The Indiana federal district court case of Kennedy v. Lilly Extended Benefit Plan is a refreshing example of how perseverance in asserting a claim for long term disability benefits after they have been terminated can pay off. The plaintiff suffered from the pain and stress of fibromyalgia as well as other medical problems which turned out not to be relevant to the court’s order that Anthem reinstate her benefits. The court ruled that remanding the case would be a “useless exercise because the Court has reviewed the evidence in the record and determined that it does not offer any affirmative support for terminating Kennedy’s benefits.”
After working for 25 years for Eli Lilly and Company, the plaintiff was diagnosed with fibromyalgia. Her initial claim for long term disability benefits was granted based on the opinion of her treating physician, a rheumatologist, that she was disabled from performing the tasks of her own occupation. Two years later, the administrator of the plan, Anthem Life and Disability, terminated her benefits based on the medical record review of another rheumatologist, Dr. Dikranian. According to Dikranian, there was no documentation in the medical records of the fibromyalgia diagnosis and no “signs and symptoms to support this diagnosis.” Kennedy appealed the termination of her benefits.

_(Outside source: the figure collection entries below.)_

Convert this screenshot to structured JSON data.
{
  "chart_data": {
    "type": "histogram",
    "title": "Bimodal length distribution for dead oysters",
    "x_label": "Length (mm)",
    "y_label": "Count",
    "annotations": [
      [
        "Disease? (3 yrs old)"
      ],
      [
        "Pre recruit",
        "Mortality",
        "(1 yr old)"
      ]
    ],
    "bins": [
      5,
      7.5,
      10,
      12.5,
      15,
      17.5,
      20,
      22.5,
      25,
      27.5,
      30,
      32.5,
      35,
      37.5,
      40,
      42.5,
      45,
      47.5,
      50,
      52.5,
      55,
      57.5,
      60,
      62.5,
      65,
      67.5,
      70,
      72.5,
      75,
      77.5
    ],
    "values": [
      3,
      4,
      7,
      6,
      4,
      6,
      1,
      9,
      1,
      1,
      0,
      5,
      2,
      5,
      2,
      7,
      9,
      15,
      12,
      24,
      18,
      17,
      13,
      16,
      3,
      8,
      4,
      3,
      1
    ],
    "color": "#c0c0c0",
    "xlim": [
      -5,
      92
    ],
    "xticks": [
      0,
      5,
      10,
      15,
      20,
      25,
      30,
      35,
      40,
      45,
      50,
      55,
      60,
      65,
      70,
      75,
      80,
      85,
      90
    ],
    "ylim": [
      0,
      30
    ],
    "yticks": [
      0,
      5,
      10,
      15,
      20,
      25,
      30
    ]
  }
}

Thus began a long, convoluted fight with Anthem who subjected Kennedy to a number of Independent Medical Exams (IME). The first one was conducted by a rheumatologist, Dr. Neucks, who later became Kennedy’s treating physician. Neucks concurred with the opinion of the treating physician. Anthem was, of course, not satisfied with this opinion so sent her to yet another rheumatologist for a second IME by Dr. Schriber. Finally, Anthem got what it wanted. Dr. Schriber issued a report saying the medical record did not support the disability finding. He also erroneously stated that the American College of Rheumatology “does not consider fibromyalgia to be disabling on a long-term basis.”
Anthem also asked a board certified rheumatologist, Dr. Payne, to conduct a peer review of the file. He concluded that all the laboratory results were normal. Since there was no “clinical evidence” to support the severity of her condition, he stated that she was not disabled under the terms of the plan. Anthem refused to reinstate her long term disability benfeits and she filed a lawsuit under ERISA.
Lilly’s Errors According to the Court
The federal court found Anthem had committed several errors in terminating Kennedy’s benefits.
- The court relied on Seventh Circuit precedent which has rejected the theory that claimants must provide objective evidence of their disability when no objective evidence exists for the condition stating that “pain often and in the case of fibromyalgia cannot be detected by laboratory tests.”
- Even if there had been objective evidence, Anthem never informed Kennedy that she need to provide that type of evidence in support of her claim. This failure deprived her of “the opportunity to correct that omission on appeal, thus denying her a full and fair opportunity for review.”
In ordering Anthem to reinstate long term disability benefits, the court concluded that since Kennedy was never informed of the need to provide objective evidence, it would be impossible for her to back in time to document what her degree of functional capability was in 2010. The court determined the “appropriate remedy in this case is the reinstatement of benefits.”
This ERISA case was not handled by our disability attorneys, but it is a victory for fibromyalgia claimants. It may help others with that disease in their pursuit of long term disability benefits.